Im Vatikan droht Kardinal Pell nun auch aus einem anderen Grund Ungemach. Papst Franziskus – der Konservative wie Pell oder den deutschen Glaubenspräfekten, Kardinal Gerhard-Ludwig Müller, gerne einbindet – hat dem Australier den Auftrag erteilt, endlich Licht ins Dunkel der vatikanischen Liegenschaften und Finanzen zu bringen: Pell leitet derzeit das eigens von Franziskus eingerichtete Wirtschaftssekretariat des Vatikans. Doch neuerdings muss sich Kardinal Pell des Vorwurfs, ein Verschwender zu sein, erwehren. Unter anderem soll er Mitarbeitern aus dem fernen Australien sehr hohe Gehälter gezahlt haben.

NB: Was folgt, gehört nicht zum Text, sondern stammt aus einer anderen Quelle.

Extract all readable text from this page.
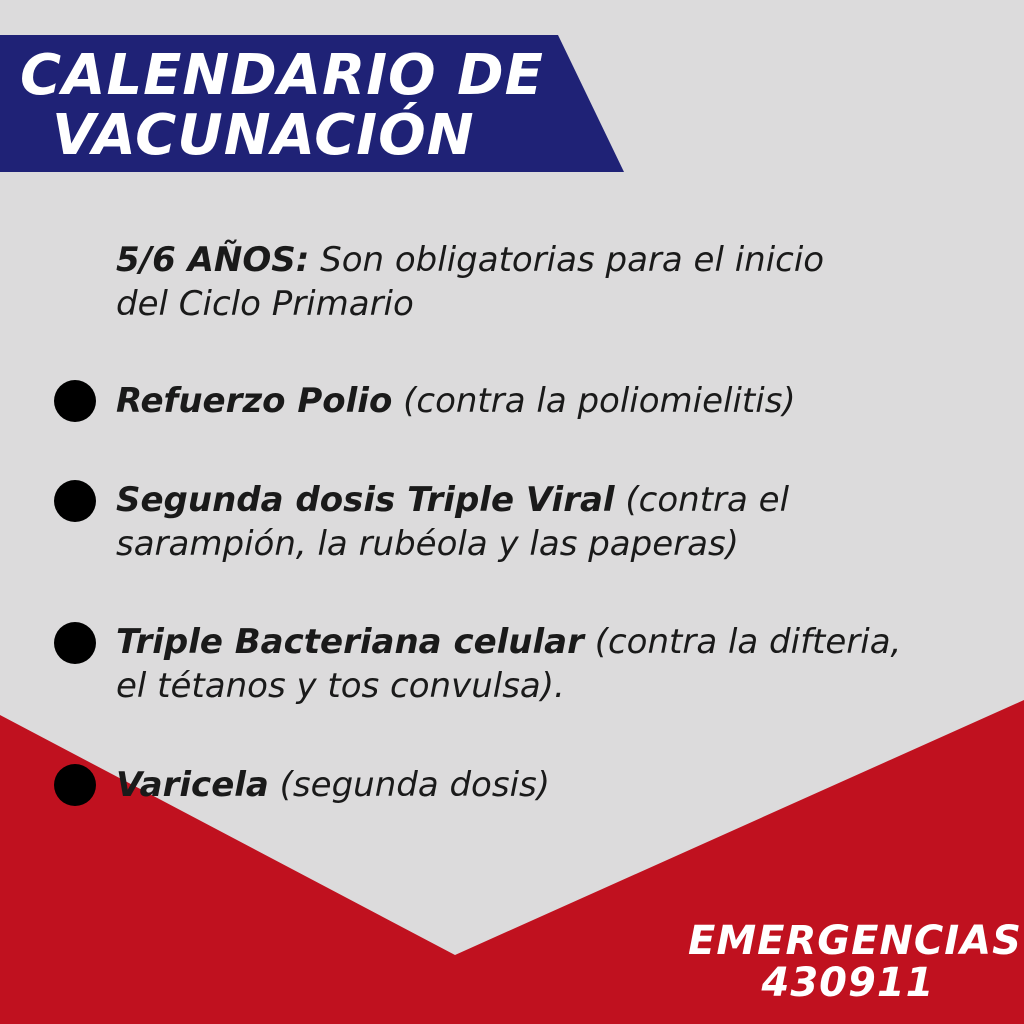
CALENDARIO DE
VACUNACIÓN
5/6 AÑOS: Son obligatorias para el inicio
del Ciclo Primario
Refuerzo Polio (contra la poliomielitis)
Segunda dosis Triple Viral (contra el
sarampión, la rubéola y las paperas)
Triple Bacteriana celular (contra la difteria,
el tétanos y tos convulsa).
Varicela (segunda dosis)
EMERGENCIAS
430911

Pell ist bei vielen in der römischen Kurie nicht wohlgelitten, weil er in einem Brief an Franziskus die Organisation der Weltbischofssynode über die Familie im Oktober letzten Jahres kritisierte. Die F.A.Z. berichtet, Pell habe offenbar nicht nur seinen, sondern auch die Namen von zwölf weiteren Kardinälen daruntergesetzt, von denen viele hernach von nichts gewusst haben wollten. Seither wird der ehemalige Football-Spieler verdächtigt, er habe eine »Kurien-Partei gegen Franziskus« geplant.

Georg Pell wird am 8. Juni 75 Jahre alt. Es heißt, er habe dem Papst seinen Rücktritt von seinem Finanz-Amt altersgemäß angeboten. Und es heißt in Rom, Franziskus habe diesen Rücktritt ohne zu Zögern bereits im Vorhinein angenommen.